Fitch Ratings has forecast more subdued economic growth of 6.9 percent for Macao this year, down from 8.8 percent in 2024. It also predicted that gross gaming revenue (GGR) will “rise more gradually” to around 81 percent of its pre-pandemic level in 2019.
The forecast was part of Tuesday’s rating commentary, which affirmed the SAR’s long-term foreign-currency issuer default rating at “AA” with a “stable outlook.”
The note said Fitch expected gross domestic product (GDP) would be supported by “continued, but slower, gaming tourism recovery, along with favourable visa policies for mainland visitors, non-gaming investments and enhanced tourism infrastructure.”
It said the rating primarily reflected Macao’s “exceptionally strong public and external finances” combined with “demonstrated prudent fiscal management even during periods of economic and gaming revenue shocks.”

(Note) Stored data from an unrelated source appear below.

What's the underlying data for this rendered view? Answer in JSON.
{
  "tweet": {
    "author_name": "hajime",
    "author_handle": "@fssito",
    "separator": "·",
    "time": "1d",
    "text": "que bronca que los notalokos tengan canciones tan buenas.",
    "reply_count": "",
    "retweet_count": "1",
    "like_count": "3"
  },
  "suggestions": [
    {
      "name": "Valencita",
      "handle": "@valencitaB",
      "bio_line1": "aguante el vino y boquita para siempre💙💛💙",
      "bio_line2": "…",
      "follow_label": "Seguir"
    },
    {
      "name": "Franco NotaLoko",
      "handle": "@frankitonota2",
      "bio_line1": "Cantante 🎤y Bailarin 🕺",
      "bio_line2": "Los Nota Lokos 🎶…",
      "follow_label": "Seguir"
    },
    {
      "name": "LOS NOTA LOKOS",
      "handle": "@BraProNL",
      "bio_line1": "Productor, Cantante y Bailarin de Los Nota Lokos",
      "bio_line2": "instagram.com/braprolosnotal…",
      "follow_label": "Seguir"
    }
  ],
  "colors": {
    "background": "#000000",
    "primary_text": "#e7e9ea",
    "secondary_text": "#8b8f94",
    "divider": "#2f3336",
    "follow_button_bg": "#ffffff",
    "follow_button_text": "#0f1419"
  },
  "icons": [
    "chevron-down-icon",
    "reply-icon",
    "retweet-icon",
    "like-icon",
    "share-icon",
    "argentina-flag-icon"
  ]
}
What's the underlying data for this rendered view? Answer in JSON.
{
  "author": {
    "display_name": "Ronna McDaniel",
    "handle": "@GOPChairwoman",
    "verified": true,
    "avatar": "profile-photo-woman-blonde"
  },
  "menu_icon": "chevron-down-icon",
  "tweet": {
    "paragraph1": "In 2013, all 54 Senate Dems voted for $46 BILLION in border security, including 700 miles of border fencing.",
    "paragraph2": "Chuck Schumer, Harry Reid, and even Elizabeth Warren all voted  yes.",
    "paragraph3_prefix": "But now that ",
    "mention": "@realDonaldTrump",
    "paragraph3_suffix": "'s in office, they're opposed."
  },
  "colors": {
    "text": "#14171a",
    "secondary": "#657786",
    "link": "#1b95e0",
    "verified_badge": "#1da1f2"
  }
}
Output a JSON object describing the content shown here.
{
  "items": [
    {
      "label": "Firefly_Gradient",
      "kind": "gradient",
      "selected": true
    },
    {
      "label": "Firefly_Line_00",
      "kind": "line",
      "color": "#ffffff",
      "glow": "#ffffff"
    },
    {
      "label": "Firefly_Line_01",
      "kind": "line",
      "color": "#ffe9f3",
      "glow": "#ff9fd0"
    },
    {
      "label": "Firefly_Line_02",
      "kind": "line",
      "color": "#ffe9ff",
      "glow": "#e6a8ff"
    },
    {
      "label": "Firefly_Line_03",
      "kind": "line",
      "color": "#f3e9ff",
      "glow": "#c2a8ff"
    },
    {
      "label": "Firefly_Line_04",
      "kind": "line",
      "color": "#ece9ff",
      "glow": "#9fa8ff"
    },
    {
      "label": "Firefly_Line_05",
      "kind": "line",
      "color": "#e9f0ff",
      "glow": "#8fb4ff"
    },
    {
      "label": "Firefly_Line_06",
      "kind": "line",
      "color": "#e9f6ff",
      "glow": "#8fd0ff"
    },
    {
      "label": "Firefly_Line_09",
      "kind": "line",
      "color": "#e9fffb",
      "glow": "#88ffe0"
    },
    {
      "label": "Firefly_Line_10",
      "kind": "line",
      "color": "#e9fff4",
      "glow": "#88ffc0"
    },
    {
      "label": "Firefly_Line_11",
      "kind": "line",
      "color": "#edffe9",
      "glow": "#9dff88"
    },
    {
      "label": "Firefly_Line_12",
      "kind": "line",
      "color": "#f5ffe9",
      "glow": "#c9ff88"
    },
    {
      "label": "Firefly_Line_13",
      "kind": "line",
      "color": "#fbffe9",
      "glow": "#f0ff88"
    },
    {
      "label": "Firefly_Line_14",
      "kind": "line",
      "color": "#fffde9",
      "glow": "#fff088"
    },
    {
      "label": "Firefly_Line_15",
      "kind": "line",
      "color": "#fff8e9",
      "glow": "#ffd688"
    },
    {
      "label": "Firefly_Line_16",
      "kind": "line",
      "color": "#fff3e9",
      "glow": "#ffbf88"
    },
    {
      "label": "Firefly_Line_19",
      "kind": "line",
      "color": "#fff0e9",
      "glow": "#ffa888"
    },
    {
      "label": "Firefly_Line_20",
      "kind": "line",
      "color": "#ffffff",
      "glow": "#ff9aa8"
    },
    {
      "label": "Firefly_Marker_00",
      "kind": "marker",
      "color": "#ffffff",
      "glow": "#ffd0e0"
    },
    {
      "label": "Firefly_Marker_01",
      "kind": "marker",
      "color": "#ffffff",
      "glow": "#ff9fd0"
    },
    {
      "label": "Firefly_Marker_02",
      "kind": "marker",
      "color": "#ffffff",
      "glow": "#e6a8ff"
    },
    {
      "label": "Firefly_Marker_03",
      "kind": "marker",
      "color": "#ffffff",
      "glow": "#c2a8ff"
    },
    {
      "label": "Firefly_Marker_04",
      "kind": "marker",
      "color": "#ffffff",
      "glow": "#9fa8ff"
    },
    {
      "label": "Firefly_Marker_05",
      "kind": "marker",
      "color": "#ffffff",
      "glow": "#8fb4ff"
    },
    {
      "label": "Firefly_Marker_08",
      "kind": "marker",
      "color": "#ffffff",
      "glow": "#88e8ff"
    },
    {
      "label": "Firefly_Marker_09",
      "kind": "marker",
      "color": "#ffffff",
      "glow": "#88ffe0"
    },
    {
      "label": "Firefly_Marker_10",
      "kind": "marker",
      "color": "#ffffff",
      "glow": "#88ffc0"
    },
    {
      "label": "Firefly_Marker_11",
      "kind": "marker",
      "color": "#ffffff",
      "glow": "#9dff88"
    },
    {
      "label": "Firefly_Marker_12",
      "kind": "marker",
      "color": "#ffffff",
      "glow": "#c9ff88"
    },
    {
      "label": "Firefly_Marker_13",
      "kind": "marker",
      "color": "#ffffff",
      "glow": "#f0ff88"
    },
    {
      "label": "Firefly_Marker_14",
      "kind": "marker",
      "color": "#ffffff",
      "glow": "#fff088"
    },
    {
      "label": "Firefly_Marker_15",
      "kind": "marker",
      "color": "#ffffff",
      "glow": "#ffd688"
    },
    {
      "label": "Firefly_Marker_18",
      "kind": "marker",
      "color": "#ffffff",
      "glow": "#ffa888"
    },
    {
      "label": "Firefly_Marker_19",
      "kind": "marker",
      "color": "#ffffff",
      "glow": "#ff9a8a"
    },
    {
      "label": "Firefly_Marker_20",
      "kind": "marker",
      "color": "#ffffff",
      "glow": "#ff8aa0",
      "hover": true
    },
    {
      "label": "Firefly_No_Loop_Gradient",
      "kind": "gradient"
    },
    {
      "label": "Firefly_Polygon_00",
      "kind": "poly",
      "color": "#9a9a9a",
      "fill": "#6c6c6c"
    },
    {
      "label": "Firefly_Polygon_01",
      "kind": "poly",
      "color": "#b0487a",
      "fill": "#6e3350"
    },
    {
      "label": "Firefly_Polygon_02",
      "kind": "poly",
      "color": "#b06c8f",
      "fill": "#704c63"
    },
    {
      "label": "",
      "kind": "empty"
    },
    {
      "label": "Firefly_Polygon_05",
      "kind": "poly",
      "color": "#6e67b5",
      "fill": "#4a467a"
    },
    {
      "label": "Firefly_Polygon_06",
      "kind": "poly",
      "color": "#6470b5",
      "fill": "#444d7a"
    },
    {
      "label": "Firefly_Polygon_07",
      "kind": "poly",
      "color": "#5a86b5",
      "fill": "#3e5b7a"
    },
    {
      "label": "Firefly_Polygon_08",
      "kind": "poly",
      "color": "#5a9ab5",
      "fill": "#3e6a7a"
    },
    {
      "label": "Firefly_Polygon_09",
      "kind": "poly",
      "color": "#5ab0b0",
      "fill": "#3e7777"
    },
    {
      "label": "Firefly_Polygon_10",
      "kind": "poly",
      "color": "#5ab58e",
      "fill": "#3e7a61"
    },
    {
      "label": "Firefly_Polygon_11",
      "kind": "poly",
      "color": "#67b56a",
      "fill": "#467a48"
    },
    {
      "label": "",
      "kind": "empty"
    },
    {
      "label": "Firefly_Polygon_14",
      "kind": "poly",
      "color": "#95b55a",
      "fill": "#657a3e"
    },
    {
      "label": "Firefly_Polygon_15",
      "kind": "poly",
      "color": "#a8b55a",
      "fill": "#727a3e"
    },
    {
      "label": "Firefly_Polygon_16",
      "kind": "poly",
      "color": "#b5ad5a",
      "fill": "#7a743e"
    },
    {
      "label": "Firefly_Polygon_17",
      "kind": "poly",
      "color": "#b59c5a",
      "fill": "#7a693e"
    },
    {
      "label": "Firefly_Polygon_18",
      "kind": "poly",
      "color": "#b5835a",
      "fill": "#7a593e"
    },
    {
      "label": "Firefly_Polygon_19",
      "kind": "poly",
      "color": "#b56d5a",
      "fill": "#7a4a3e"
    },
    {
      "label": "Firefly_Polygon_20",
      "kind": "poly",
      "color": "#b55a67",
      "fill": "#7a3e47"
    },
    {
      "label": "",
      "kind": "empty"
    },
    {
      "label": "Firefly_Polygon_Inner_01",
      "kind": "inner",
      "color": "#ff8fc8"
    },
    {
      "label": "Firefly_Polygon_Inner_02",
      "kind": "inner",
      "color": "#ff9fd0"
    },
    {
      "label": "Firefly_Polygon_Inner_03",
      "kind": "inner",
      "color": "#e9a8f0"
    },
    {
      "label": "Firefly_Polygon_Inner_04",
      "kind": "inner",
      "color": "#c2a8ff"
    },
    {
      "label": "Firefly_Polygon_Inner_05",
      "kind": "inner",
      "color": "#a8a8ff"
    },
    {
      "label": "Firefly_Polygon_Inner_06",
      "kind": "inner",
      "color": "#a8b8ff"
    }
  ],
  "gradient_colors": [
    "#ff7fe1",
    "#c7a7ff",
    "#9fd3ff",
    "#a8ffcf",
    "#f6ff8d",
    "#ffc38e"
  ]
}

[See more: How experts see the role of Macao’s bond market in diversifying the local economy]
Fitch also noted that Macao was its only rated jurisdiction without any outstanding government debt, and described this as a “considerable rating strength.” It said that most other AA-rated jurisdictions were projected to have a median general government debt-to-GDP ratio of 49 percent in 2025.
However, it added that any sharp slowdown in the mainland’s economy caused by, for example, “substantial US tariff hikes,” posed a risk to Macao’s prospects. Other risks included the SAR’s current lack of economic diversification and a reliance on gambling tourists from the mainland – leaving it vulnerable to policy shifts regarding gambling from the central government.
Fitch said that while it anticipated Chief Executive Sam Hou Fai to outline plans to “expedite diversification towards strategic non-gaming industries” in his upcoming policy address, human capital constraints and skill mismatches would likely remain key challenges to reducing Macao’s dependence on casinos in the near term.
“We expect Macao’s gaming dependence to persist,” the note stated.